Banerjee and Hill, JJ.

1. The appellant in this ease was tried before the Sessions Court of Cuttack on three charges under Section 409 of the Indian Penal Code for having committed criminal breach of trust as a public servant in respect of three different sums of money.

2. The learned Sessions Judge, agreeing with the assessors, has found the accused guilty on all the three charges, and has sentenced him under Section 409 of the Indian Penal Code to seven years' rigorous imprisonment on each charge, with this qualification that the sentences are to run concurrently. We see no reason to interfere with the conviction; but in regard to the sentence, we are of opinion that it is not warranted by law. There is no provision in the Code of Criminal Procedure, or in any other law that we are aware of, authorizing a Court to pass sentences which are to run concurrently. On the contrary, Section 35 of the Code of Criminal Procedure enacts that ' when a person is convicted at one trial of two or more distinct offences, the Court may sentence him, for such offences, to the several punishments prescribed therefor, which such Court is competent to inflict, such punishments, when consisting of imprisonment or transportation, to commence the one after the expiration of the other in such order as the Court may direct.'

3. [559] We may also refer to the case of Queen-Empress v. Wazir Jan (1887) L.L.R 10 All. 58 which goes to support the same view. That being so, the concurrent sentences passed in this case must be set aside.
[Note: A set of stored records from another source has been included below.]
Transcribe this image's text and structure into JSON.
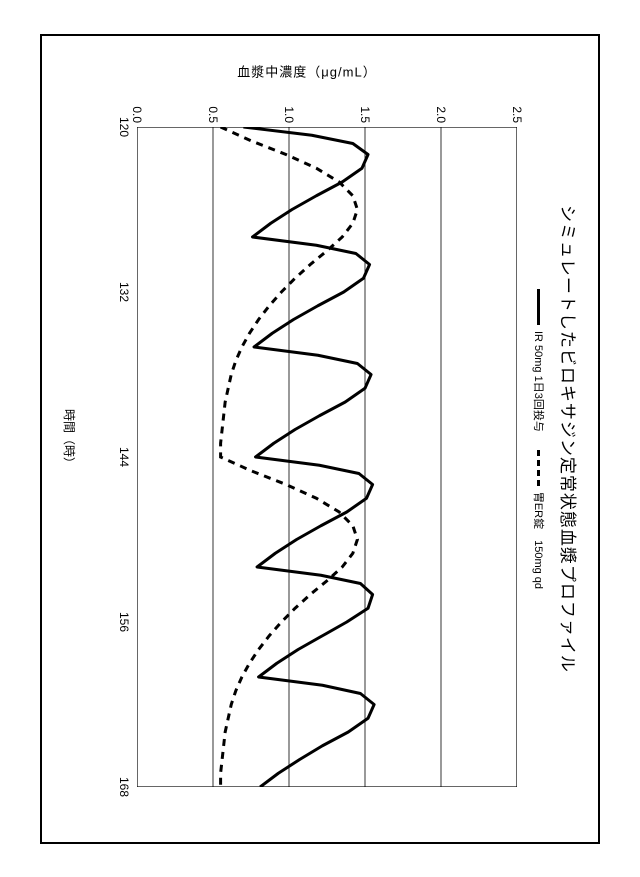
{
  "title": "シミュレートしたビロキサジン定常状態血漿プロファイル",
  "legend": {
    "series1": {
      "label": "IR 50mg 1日3回投与",
      "dash": "solid"
    },
    "series2": {
      "label": "胃ER錠　150mg qd",
      "dash": "dash"
    }
  },
  "axes": {
    "x": {
      "label": "時間（時）",
      "min": 120,
      "max": 168,
      "ticks": [
        120,
        132,
        144,
        156,
        168
      ]
    },
    "y": {
      "label": "血漿中濃度（μg/mL）",
      "min": 0.0,
      "max": 2.5,
      "ticks": [
        0.0,
        0.5,
        1.0,
        1.5,
        2.0,
        2.5
      ]
    }
  },
  "style": {
    "line_width_solid": 3,
    "line_width_dash": 3,
    "dash_pattern": "7,6",
    "axis_color": "#000000",
    "grid_color": "#000000",
    "grid_width": 0.8,
    "background": "#ffffff",
    "title_fontsize": 17,
    "label_fontsize": 13,
    "tick_fontsize": 12
  },
  "series": {
    "ir_tid": {
      "color": "#000000",
      "x": [
        120,
        120.6,
        121.2,
        122,
        123,
        124,
        125,
        126,
        127,
        128,
        128,
        128.6,
        129.2,
        130,
        131,
        132,
        133,
        134,
        135,
        136,
        136,
        136.6,
        137.2,
        138,
        139,
        140,
        141,
        142,
        143,
        144,
        144,
        144.6,
        145.2,
        146,
        147,
        148,
        149,
        150,
        151,
        152,
        152,
        152.6,
        153.2,
        154,
        155,
        156,
        157,
        158,
        159,
        160,
        160,
        160.6,
        161.2,
        162,
        163,
        164,
        165,
        166,
        167,
        168
      ],
      "y": [
        0.7,
        1.15,
        1.42,
        1.52,
        1.48,
        1.35,
        1.18,
        1.02,
        0.88,
        0.76,
        0.76,
        1.18,
        1.44,
        1.53,
        1.49,
        1.36,
        1.19,
        1.03,
        0.89,
        0.77,
        0.77,
        1.19,
        1.45,
        1.54,
        1.5,
        1.37,
        1.2,
        1.04,
        0.9,
        0.78,
        0.78,
        1.2,
        1.46,
        1.55,
        1.51,
        1.38,
        1.21,
        1.05,
        0.91,
        0.79,
        0.79,
        1.21,
        1.47,
        1.55,
        1.52,
        1.38,
        1.22,
        1.06,
        0.92,
        0.8,
        0.8,
        1.22,
        1.47,
        1.56,
        1.52,
        1.39,
        1.22,
        1.07,
        0.93,
        0.81
      ]
    },
    "er_qd": {
      "color": "#000000",
      "x": [
        120,
        121,
        122,
        123,
        124,
        125,
        126,
        127,
        128,
        129,
        130,
        131,
        132,
        133,
        134,
        135,
        136,
        137,
        138,
        139,
        140,
        141,
        142,
        143,
        144,
        144,
        145,
        146,
        147,
        148,
        149,
        150,
        151,
        152,
        153,
        154,
        155,
        156,
        157,
        158,
        159,
        160,
        161,
        162,
        163,
        164,
        165,
        166,
        167,
        168
      ],
      "y": [
        0.55,
        0.75,
        0.98,
        1.18,
        1.33,
        1.42,
        1.45,
        1.42,
        1.35,
        1.25,
        1.14,
        1.04,
        0.95,
        0.87,
        0.8,
        0.74,
        0.69,
        0.65,
        0.62,
        0.6,
        0.58,
        0.57,
        0.56,
        0.55,
        0.55,
        0.55,
        0.75,
        0.98,
        1.18,
        1.33,
        1.42,
        1.45,
        1.42,
        1.35,
        1.25,
        1.14,
        1.04,
        0.95,
        0.87,
        0.8,
        0.74,
        0.69,
        0.65,
        0.62,
        0.6,
        0.58,
        0.57,
        0.56,
        0.55,
        0.55
      ]
    }
  }
}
4. The question then arises what should be the proper sentence in the case? We see no reason to dissent from the learned Sessions Judge's view that an aggregate sentence of seven years' rigorous imprisonment is required for the ends of justice; and our order, therefore, will be this-that the appellant be sentenced to five years' rigorous imprisonment in respect of the first count, one year's rigorous imprisonment in respect of the second charge, and one year's rigorous imprisonment in respect of the third, for the offences of criminal breach of trust as a public servant punishable under Section 409 of the Indian Penal Code. Such sentences to run the one after the other in the order in which they have been mentioned above.